As the Christian Science Monitor is reporting, a detailed report in a respected South Korean daily placed political significance on a peaked fur cap made of otter pelt with earflaps -- seen sitting on the head of Kim Jong-Un, the presumed heir to his father Kim Jong-il as North Korea's supreme leader, in a newly-released shots from a trip to the Mansudae Art Studio in Pyongyang on January 23 and 24.
According to an unnamed "senior South Korean government official" quoted by English news source Chosun Ilbo, the hat is identical to one worn by Kim's father, making it a very signal that a transfer of power is imminent:
"The hat was customized by a foreign master craftsman using top-quality otter fur. It's an unwritten rule that nobody else can wear such a hat, so if Kim Jong-Un is also wearing one, it means he has now reached almost the same status as his father."
The site also notes that Kim junior was first seen donning the hat on Dec. 16, when he inspected a North Korean Army unit, after about "three months of internal consolidation of his status following his first official appearance on Sept. 28 last year," an official is quoted as saying.

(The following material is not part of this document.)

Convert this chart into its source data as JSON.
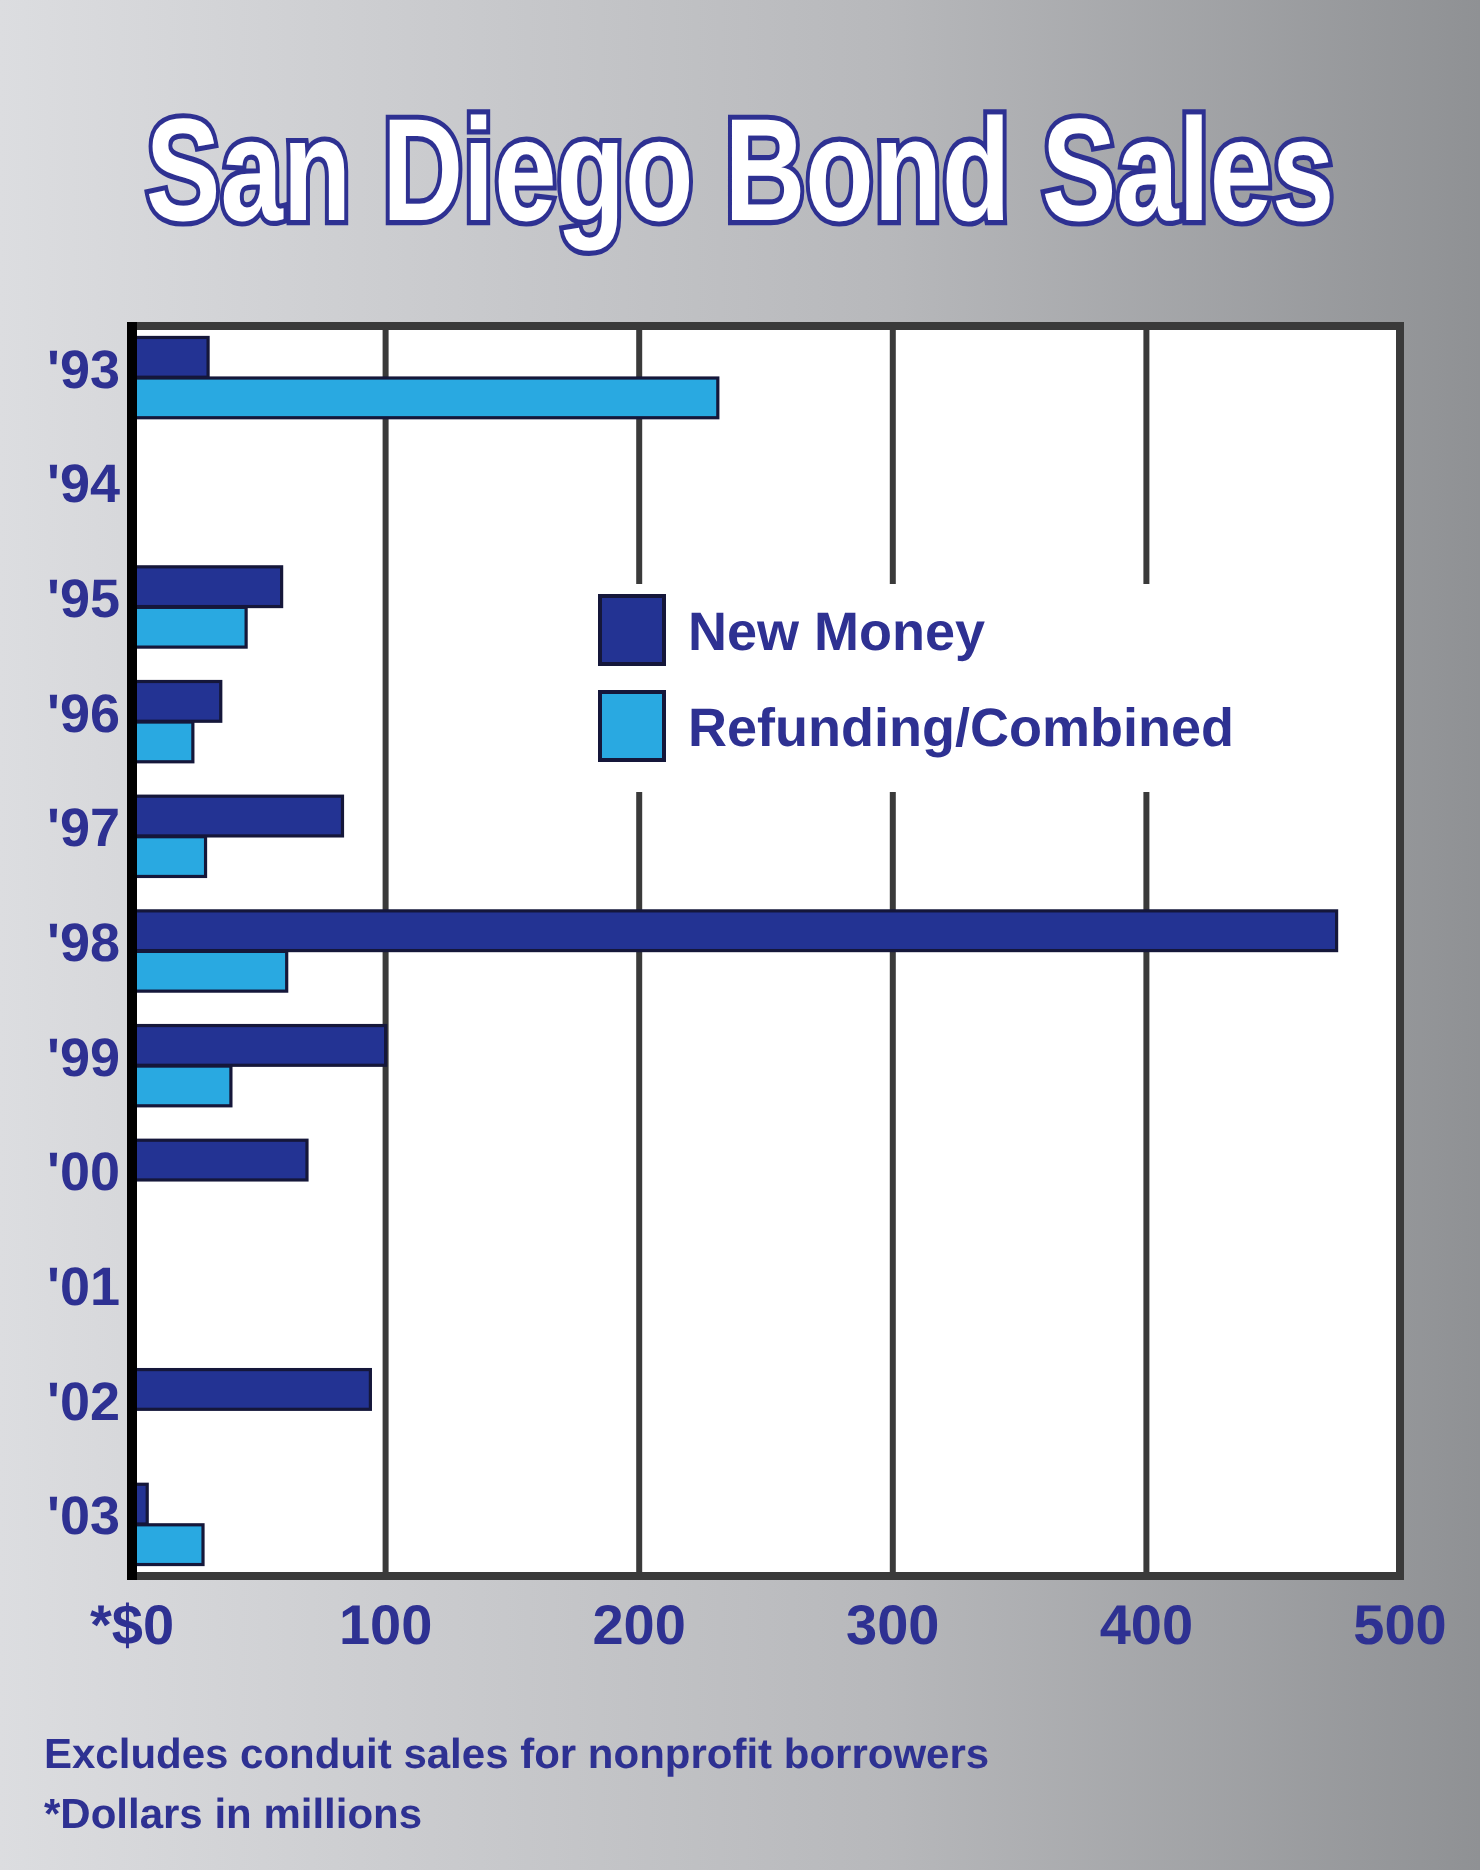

In other North Korean news, preparations are underway for an annual botanical tribute to Kim Jong-Il, with the army, ministries and the internal security apparatus tenderly caring for this year's crop of Kimjongilia -- a bright red begonia flower meant to symbolise wisdom, love, justice and peace -- to mark the North Korean ruler's 46th birthday, the Telegraph is reporting:
According to the Korean Central News Agency, preparations for the festival are "at their final phase" - despite an unusual spell of cold weather - and the Pyongyang venue for the main event is ready. The theme of this year's festival is "February, when Kimjongilias are in full bloom, is the spring for all people to sing the praises of Kim Jong-Il," KCNA reported.
"Service personnel of the Korean People's Army and officials of the Ministry of People's Security have thousands of potted Kimjongilias ready for display. Officials of the ministries of Light Industry, Agriculture, Metal Industry, Railways and Chemical Industry are busy cultivating flowers and preparing peculiar [sic.] stands for their display," it added.